Sur option du contribuable, les plus-values de cession de valeurs mobilières et de droits sociaux réalisées depuis le 1er janvier 2018 et portant sur des titres acquis avant cette date peuvent être soumises, non à la flat tax, mais à une imposition au barème de l'impôt sur le revenu. Le 1 ter de l’article 150-0 D du CGI prévoit un dispositif d'abattement dit « de droit commun » sur le montant des gains nets résultant de ces cessions, dont le taux varie en fonction de la durée de détention et le 1 quater prévoit, dans certaines conditions, un dispositif d'abattement dit 'renforcé' pouvant aller jusqu’à 85 %. Ce dernier s’applique aux plus-values de cession de titres de PME créées depuis moins de dix ans, dont le siège est situé dans un Etat de l’Union européenne, en Islande, au Liechtenstein ou en Norvège, passibles de l’impôt sur les bénéfices ou d’un impôt équivalent, et exerçant une activité commerciale, industrielle, artisanale, libérale ou agricole ou une activité de holding animatrice.

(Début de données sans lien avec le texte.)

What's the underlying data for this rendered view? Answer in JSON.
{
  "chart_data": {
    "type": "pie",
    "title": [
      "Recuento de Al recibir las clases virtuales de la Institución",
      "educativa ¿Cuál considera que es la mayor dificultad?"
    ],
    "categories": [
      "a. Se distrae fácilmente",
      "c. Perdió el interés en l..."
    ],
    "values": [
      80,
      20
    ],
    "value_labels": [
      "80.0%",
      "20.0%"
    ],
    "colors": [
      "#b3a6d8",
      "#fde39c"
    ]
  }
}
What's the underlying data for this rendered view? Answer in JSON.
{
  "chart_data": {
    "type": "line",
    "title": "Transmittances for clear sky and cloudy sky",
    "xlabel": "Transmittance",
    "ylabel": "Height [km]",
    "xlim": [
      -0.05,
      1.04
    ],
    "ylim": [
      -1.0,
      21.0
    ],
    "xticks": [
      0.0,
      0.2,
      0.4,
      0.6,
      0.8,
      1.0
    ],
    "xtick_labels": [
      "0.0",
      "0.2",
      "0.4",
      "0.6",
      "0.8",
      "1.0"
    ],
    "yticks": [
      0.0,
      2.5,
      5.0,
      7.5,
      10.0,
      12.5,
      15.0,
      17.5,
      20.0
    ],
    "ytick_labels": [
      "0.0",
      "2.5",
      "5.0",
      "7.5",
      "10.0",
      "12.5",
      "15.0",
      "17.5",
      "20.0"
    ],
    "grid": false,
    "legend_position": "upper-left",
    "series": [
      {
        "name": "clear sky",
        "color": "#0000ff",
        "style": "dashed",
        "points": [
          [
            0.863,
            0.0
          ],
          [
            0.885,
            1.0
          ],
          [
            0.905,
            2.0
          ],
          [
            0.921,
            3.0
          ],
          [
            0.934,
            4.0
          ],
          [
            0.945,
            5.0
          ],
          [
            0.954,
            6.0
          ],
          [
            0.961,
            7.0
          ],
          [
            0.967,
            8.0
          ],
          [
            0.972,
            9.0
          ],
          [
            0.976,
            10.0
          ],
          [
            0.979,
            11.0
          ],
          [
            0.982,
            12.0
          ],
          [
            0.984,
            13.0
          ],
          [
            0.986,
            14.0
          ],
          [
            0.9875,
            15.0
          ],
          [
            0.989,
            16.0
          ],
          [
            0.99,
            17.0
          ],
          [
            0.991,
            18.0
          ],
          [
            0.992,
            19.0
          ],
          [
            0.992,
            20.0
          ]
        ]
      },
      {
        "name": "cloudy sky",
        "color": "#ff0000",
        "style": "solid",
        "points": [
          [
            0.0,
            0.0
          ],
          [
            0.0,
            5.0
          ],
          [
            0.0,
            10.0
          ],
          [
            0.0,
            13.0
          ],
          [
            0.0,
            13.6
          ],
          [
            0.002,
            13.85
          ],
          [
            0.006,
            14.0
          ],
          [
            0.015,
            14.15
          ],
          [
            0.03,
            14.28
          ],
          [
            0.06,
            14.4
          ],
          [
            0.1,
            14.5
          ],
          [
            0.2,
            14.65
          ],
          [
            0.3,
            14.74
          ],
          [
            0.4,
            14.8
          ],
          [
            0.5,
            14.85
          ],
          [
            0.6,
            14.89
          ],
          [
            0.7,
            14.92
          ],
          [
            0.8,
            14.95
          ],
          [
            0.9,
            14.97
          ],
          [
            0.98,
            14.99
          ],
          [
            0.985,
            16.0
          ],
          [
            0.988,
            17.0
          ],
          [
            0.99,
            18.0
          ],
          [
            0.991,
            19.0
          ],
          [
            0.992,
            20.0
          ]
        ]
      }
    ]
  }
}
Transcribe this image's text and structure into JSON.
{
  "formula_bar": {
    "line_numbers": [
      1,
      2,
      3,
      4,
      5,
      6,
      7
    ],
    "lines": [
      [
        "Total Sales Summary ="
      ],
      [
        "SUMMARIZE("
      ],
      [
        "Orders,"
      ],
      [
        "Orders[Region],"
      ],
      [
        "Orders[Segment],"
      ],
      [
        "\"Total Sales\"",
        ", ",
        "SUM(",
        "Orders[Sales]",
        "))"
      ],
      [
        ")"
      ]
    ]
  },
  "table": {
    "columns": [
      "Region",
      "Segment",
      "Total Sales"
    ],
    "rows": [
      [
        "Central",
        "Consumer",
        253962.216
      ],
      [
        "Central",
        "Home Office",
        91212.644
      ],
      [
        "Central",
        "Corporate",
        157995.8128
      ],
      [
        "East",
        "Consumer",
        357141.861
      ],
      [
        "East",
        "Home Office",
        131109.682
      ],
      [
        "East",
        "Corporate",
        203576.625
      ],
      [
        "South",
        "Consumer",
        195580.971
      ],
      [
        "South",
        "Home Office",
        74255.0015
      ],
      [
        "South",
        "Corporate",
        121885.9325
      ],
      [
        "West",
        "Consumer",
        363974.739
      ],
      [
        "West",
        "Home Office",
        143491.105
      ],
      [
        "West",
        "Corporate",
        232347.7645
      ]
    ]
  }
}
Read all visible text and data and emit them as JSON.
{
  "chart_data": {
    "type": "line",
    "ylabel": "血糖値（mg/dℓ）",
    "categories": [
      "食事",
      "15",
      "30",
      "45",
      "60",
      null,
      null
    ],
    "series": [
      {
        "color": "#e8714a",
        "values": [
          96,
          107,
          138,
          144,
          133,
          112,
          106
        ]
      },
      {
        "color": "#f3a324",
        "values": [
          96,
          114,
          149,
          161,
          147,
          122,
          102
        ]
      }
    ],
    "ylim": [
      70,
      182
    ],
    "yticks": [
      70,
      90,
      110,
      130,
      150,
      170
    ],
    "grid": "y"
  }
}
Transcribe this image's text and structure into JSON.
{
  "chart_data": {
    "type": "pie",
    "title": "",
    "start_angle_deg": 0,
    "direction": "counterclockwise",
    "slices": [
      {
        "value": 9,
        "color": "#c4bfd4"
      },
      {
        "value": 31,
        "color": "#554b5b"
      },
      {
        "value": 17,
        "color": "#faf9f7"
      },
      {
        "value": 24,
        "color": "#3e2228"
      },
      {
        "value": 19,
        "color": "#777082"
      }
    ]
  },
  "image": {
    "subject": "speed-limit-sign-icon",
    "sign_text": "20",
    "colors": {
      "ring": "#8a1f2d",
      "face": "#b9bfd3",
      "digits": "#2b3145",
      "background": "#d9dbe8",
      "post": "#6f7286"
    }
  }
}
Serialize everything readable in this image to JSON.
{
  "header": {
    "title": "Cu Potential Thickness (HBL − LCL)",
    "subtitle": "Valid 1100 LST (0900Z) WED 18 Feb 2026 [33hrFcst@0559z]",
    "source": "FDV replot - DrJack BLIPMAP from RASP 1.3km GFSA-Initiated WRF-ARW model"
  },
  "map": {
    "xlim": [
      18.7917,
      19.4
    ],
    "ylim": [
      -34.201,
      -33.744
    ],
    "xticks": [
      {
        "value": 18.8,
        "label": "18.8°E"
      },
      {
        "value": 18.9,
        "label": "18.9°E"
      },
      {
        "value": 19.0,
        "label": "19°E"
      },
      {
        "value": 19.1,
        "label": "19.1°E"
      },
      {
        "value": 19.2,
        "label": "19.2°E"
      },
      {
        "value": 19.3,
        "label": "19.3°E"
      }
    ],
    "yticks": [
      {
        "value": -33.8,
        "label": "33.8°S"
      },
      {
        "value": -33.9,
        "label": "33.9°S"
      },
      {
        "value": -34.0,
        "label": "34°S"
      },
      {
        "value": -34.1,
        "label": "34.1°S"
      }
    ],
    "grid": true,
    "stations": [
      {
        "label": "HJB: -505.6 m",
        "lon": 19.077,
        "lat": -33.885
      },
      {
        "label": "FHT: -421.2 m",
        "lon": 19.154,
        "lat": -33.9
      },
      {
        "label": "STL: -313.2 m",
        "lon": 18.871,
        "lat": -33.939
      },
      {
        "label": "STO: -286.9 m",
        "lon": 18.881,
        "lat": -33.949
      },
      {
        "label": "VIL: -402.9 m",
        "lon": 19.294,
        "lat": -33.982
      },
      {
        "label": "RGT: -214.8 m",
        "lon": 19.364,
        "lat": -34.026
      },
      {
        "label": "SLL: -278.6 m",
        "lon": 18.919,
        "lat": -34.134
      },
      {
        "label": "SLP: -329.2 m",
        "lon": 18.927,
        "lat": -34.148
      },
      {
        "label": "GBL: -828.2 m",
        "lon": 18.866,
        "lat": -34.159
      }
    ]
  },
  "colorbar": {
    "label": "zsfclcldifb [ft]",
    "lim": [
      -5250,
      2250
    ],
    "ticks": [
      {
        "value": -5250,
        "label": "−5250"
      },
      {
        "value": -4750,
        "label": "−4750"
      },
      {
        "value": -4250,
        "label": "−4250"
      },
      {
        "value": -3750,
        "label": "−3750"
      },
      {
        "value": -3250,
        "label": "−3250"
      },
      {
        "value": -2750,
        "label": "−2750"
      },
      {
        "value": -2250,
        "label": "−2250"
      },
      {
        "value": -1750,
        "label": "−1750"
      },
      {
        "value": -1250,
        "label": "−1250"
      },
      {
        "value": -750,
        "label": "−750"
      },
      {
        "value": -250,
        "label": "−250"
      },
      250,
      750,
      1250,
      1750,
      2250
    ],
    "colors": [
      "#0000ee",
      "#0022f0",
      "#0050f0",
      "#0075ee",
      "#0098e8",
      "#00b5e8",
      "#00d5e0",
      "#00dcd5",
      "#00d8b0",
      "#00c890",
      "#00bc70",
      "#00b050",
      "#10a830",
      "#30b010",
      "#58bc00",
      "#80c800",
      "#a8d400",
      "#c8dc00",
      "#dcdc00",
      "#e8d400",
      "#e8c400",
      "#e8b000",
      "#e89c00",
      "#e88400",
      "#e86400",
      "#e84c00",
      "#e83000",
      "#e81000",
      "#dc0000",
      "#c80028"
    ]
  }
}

Déductibilité de la CSG : plafonnement ou non en fonction de l’abattement appliqué
La CSG sur les revenus du patrimoine applicable à ces plus-values est déductible, mais en partie seulement pour les revenus bénéficiant de l’abattement renforcé, pour lesquels le montant déductible de la CSG est proportionné à la part des revenus effectivement soumis à l’impôt sur le revenu (donc après abattement renforcé).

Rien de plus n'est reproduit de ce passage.